Sorprendentemente, el duque de Croydon se enderezó, su cabeza se irguió y los hombros se le cuadraron. Las manos se hicieron más seguras y su boca adquirió un gesto firme. Era el mismo cambio de camaleón que había exhibido la noche anterior. Dijo con tranquilidad:
– Aun ahora, podía salir mejor si yo fuera…, si admitiera…
– ¡No! ¡Absoluta y definitivamente no! -Los ojos de su mujer relampaguearon.-• Comprende una cosa: nada que puedas hacer podría mejorar la situación en lo más mínimo -hubo un silencio, luego la duquesa dijo con aire protector-: No diremos nada. Esperaremos que venga ese hombre, y descubriremos qué es lo que sabe y qué es lo que intenta hacer.

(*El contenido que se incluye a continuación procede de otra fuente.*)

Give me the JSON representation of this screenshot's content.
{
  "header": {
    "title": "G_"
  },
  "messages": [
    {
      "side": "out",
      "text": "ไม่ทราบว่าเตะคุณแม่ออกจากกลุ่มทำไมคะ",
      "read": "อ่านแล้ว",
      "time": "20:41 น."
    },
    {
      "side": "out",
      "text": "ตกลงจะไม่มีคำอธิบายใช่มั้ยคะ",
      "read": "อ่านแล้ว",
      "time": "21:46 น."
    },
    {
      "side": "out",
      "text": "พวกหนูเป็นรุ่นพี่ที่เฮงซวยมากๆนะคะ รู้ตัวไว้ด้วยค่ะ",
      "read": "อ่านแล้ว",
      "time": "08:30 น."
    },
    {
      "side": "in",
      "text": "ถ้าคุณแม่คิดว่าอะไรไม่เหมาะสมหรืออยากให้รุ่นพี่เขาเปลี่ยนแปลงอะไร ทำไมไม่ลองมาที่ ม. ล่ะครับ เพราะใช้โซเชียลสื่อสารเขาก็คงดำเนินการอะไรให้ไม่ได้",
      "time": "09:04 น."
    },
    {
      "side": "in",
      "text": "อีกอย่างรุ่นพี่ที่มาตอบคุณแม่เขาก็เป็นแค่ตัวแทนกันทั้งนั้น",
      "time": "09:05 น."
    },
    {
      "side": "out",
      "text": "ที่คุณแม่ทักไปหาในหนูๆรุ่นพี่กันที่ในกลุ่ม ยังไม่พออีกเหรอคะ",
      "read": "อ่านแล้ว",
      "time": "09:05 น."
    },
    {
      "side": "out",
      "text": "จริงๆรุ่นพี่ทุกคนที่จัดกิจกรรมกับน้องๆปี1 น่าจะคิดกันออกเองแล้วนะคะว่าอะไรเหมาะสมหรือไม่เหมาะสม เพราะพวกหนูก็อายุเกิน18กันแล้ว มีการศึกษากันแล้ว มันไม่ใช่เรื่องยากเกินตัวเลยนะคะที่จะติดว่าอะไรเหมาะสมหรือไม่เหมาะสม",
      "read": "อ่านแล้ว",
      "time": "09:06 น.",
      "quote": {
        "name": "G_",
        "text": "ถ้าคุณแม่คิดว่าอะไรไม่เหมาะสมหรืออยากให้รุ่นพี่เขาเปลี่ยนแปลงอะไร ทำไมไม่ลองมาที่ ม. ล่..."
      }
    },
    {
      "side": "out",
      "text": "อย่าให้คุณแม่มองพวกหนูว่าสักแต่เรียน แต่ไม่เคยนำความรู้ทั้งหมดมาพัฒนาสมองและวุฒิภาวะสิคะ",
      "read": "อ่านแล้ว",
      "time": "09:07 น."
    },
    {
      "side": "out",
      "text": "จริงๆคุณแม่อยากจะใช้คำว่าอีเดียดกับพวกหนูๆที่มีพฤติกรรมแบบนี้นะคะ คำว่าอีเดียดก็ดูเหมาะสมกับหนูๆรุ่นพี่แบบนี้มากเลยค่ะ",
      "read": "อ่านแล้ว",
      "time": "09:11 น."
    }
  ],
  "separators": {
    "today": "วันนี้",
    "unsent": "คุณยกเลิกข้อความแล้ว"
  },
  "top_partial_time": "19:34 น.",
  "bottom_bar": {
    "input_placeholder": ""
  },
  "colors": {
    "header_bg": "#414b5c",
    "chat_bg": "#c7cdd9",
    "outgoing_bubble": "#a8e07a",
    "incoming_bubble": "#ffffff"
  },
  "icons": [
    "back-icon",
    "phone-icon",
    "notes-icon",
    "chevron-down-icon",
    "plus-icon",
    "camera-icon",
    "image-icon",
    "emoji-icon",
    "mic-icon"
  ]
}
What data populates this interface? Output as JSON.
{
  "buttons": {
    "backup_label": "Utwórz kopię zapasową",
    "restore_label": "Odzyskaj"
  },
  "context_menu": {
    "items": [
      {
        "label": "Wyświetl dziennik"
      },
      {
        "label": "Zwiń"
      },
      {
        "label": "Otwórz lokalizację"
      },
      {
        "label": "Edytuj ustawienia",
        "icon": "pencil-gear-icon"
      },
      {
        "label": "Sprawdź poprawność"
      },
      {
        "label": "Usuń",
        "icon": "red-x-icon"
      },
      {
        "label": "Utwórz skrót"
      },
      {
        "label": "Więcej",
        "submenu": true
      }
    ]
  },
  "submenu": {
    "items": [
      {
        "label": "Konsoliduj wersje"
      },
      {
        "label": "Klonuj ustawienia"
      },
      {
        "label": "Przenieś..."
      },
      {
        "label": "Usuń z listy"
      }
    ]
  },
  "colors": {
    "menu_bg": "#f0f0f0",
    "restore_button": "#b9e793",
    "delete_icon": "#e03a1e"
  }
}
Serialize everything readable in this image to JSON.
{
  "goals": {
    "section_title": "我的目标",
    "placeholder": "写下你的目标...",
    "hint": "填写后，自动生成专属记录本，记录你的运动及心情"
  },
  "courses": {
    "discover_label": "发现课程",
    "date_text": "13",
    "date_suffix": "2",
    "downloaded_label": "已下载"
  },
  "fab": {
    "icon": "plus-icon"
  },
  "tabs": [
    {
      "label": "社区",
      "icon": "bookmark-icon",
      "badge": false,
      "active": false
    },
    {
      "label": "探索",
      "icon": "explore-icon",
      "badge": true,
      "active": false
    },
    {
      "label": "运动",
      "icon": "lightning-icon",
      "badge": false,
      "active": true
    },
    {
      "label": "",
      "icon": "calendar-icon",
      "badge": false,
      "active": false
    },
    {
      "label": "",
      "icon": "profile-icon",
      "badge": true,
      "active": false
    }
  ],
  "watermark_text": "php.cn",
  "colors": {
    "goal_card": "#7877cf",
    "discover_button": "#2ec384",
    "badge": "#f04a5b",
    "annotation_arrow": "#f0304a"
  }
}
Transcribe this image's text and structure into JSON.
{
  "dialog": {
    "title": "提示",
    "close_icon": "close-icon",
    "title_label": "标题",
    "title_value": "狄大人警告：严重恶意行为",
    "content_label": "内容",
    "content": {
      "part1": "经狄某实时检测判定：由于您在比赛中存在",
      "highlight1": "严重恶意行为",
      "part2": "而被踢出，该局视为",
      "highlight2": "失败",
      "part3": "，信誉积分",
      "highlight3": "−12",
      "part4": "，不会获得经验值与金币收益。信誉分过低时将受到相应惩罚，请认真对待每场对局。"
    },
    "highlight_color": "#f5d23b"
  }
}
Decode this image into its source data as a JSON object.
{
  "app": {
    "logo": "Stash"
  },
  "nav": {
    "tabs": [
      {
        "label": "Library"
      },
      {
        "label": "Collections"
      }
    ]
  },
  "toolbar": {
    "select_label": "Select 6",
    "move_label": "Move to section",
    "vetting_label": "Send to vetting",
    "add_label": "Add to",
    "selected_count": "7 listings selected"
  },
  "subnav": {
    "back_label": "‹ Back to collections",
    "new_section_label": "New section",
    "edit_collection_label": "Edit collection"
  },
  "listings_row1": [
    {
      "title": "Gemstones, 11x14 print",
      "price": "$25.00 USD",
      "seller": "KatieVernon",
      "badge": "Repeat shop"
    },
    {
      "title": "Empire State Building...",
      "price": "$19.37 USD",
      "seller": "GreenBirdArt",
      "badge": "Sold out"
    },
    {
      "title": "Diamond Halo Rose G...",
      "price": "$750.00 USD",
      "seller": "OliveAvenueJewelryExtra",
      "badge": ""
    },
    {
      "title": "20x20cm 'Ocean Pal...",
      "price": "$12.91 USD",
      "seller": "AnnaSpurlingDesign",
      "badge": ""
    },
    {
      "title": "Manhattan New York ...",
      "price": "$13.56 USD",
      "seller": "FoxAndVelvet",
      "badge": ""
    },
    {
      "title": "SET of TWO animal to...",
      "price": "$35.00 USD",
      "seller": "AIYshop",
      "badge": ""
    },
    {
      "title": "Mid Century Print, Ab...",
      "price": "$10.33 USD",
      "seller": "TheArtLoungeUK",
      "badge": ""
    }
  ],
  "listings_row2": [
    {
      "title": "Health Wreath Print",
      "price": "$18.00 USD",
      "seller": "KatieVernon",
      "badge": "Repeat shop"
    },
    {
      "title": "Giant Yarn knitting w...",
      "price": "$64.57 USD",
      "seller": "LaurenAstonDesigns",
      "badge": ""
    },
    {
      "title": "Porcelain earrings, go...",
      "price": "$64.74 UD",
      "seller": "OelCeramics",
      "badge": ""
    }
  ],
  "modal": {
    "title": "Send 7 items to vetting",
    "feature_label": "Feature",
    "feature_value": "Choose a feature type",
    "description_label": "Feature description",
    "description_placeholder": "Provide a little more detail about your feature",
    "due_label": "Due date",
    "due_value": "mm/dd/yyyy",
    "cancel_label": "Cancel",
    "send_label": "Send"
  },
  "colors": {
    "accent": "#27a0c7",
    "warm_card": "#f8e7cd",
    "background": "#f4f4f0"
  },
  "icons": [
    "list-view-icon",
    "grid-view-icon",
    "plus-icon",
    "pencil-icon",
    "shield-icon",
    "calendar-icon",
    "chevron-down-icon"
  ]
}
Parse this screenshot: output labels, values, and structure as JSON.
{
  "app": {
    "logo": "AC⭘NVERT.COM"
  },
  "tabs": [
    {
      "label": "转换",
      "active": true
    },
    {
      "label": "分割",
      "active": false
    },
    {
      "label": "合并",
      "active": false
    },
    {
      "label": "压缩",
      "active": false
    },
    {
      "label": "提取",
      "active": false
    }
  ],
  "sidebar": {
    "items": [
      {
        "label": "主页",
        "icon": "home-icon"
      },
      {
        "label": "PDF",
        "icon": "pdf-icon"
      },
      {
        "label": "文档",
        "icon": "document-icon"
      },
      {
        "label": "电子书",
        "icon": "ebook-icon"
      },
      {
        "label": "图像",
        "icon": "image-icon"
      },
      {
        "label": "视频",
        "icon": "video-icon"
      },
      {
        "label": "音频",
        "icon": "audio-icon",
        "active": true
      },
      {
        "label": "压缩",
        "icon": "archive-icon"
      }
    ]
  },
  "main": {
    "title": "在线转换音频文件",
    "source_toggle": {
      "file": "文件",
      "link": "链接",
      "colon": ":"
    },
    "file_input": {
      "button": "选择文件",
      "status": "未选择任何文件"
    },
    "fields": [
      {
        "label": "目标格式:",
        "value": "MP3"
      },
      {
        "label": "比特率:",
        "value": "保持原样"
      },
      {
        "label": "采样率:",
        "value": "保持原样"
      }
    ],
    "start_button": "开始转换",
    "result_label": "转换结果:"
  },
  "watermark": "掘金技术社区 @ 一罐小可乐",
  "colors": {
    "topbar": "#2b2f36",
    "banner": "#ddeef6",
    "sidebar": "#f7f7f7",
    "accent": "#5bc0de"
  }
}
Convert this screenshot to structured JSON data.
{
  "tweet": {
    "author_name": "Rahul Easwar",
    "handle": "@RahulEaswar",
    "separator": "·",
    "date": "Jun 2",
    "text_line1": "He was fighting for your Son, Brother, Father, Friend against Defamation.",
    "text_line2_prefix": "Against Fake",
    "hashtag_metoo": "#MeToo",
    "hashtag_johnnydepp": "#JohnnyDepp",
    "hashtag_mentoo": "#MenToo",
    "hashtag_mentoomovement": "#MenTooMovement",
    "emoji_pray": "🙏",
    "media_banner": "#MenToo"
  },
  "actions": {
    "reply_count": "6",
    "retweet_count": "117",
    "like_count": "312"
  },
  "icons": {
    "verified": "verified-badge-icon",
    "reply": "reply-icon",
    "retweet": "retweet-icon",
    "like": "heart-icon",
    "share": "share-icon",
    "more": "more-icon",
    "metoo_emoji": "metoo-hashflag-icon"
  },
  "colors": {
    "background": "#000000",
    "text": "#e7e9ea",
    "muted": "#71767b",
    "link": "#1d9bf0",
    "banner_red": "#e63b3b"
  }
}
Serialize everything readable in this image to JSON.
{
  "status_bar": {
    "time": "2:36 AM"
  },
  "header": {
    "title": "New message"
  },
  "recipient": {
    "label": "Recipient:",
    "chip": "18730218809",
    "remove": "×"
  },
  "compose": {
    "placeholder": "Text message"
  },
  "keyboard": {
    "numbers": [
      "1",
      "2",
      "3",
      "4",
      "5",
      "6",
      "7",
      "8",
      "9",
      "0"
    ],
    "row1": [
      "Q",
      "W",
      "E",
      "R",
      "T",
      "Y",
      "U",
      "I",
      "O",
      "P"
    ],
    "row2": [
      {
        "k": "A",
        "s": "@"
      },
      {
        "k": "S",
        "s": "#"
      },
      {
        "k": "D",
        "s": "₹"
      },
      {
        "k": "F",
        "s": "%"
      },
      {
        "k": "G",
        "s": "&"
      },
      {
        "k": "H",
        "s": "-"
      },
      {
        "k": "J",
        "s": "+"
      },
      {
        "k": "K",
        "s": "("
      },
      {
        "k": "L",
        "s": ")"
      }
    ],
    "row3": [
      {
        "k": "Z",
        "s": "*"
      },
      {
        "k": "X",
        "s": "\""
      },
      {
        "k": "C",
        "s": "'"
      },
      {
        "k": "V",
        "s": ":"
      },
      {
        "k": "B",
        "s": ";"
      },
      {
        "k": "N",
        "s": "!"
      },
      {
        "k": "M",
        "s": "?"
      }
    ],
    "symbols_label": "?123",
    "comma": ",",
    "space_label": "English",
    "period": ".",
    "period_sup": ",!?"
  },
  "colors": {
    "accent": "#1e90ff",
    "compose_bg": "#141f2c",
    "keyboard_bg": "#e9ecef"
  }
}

Por un momento pareció que el duque iba a discutir Luego cambió de opinión, y asintió con mansedumbre. Ajustándose la bata escarlata, se dirigió a la habitación contigua. Poco después volvió trayendo dos vasos de whisky. Cuando le ofreció uno a su esposa, ésta protestó:
– Sabes que es demasiado temprano.
– Eso no importa. Lo necesitas. -Con una solicitud muy poco usual, puso el vaso en su mano.
Sorprendida, pero vencida, ella tomó el vaso y lo bebió; el licor sin agua ni soda, quemaba, quitándole el aliento, pero un momento después la envolvía en un calor muy agradable.
9
– Bien, sea lo que fuere, no puede ser tan malo – comentó Peter.
En su escritorio, en la oficina exterior de la suite del director gerente, Christine Francis había estado ceñuda mientras leía la carta que tenía en la mano. Al oírlo, levantó los ojos para ver el rostro alegre y vigoroso de Peter McDermott, espiándola desde la puerta entreabierta.
Animándose, respondió:
– Es otro ataque. Pero después de tantos, ¿qué importa uno más?
– Me gusta ese razonamiento -Peter deslizó su alta figura por la puerta.
Christine lo miró apreciativamente:
– Parece usted muy despierto, considerando lo poco que ha debido de dormir anoche.
El sonrió:
– Esta mañana temprano tuve una sesión con su jefe. Fue como una ducha fría. ¿Ha bajado ya?
Ella negó con la cabeza, y luego miró la carta que había estado leyendo.
– Cuando venga, no le va a gustar esto.
– ¿Es un secreto?
– En realidad, no. Creo que usted se verá complicada en ello.
Peter se sentó en una silla de cuero frente al escritorio.
– ¿Recuerda usted que hace un mes, un hombre que estaba caminando por Carondelet Street fue alcanzado por una botella que cayó desde arriba? Las heridas que recibió en la cabeza fueron graves.
Peter asintió:
– ¡Una verdadera vergüenza! La botella cayó desde una de nuestras habitaciones, no cabe duda. Pero no pudimos encontrar al huésped que la tiró.
– ¿Qué tipo de hombre era el que fue golpeado?
– Un hombrecillo agradable, recuerdo, y pagamos la cuenta del hospital. Nuestros abogados escribieron una carta aclarando que era un gesto de buena voluntad, aunque sin admitir responsabilidad alguna.
– La buena voluntad no tuvo éxito. Ha demandado al hotel por diez mil dólares. Alega conmoción, daños corporales, pérdida de ingresos y dice que fuimos negligentes.
– No cobrará. Supongo que en cierta forma no es justo. Pero no tiene la menor probabilidad -dijo Peter simplemente.
– ¿Cómo puede estar tan seguro?
– Porque hay una cantidad de casos en que ha sucedido ese mismo tipo de cosas. Eso les proporciona a los abogados toda clase de precedentes a nuestro favor, que podrán citar ante un tribunal.